Malgré la quinine, la chloroquine, l’artémisine et tout le reste de l’arsenal thérapeutique à notre disposition, le paludisme demeure une maladie grave. Ainsi en 2008, à l’échelle mondiale, 247 millions de personnes en étaient atteintes dont pas moins d’un million de personnes sont mortes. Toujours selon Santé Canada, il s’agit de la principale infection pouvant mettre en danger la vie des Canadiens qui voyagent dans des régions où cette maladie est endémique. Le taux de mortalité parmi les cas graves d’infection à Plasmodium falciparum peut atteindre les 20 % et plus. Les patients doivent être hospitalisés sur-le-champ et recevoir un traitement médical urgent et intensif, dont un antipaludéen par voie parentérale. Le paludisme grave n’est pas fréquent au Canada, en moyenne 14 cas étant enregistrés par année (de 8 à 20 cas chaque année entre 2001 et 2008).
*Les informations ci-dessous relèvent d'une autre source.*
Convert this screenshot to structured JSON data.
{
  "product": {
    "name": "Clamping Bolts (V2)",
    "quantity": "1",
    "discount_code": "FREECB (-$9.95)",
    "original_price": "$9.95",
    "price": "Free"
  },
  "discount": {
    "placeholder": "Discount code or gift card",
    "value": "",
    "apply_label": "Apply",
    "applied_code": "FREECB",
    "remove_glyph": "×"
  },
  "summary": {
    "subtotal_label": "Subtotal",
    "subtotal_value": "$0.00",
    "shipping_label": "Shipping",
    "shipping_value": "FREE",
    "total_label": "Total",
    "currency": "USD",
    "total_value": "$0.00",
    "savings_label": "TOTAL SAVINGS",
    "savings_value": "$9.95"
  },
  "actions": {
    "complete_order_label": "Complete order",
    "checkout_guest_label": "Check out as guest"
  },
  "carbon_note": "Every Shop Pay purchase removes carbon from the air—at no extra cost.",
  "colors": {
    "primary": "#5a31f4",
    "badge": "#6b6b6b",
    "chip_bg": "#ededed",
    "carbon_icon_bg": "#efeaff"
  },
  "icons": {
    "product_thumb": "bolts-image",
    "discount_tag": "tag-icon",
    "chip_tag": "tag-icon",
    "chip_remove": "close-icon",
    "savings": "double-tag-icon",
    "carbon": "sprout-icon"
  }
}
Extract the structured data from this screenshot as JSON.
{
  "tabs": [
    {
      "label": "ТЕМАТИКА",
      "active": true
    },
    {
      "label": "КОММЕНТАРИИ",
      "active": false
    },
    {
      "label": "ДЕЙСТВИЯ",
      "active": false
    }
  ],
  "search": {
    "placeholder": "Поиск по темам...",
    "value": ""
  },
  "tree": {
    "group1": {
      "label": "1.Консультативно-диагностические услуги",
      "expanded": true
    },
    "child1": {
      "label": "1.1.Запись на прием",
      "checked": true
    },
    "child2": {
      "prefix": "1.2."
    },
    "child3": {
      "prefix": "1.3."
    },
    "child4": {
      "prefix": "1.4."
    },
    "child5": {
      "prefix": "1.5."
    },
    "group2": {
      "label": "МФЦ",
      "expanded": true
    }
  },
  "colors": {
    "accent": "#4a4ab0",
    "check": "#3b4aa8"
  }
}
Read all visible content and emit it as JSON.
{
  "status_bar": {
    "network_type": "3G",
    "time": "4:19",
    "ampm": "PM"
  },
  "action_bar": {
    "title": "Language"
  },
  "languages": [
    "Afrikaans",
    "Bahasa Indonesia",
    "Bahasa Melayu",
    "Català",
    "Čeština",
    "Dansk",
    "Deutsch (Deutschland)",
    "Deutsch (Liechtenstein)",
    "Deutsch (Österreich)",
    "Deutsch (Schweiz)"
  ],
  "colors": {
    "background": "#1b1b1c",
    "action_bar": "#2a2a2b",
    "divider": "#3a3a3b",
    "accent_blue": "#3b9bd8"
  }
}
La quinine a donné naissance à l’industrie pharmaceutique et nous rappelle tout au long de son histoire l’importance de continuer à investir dans la recherche de nouveaux médicaments. La guerre entre l’homme et les divers agents infectieux n’est jamais gagnée et sans nouveaux médicaments disponibles en cas opportun, les pathogènes gagnent du terrain.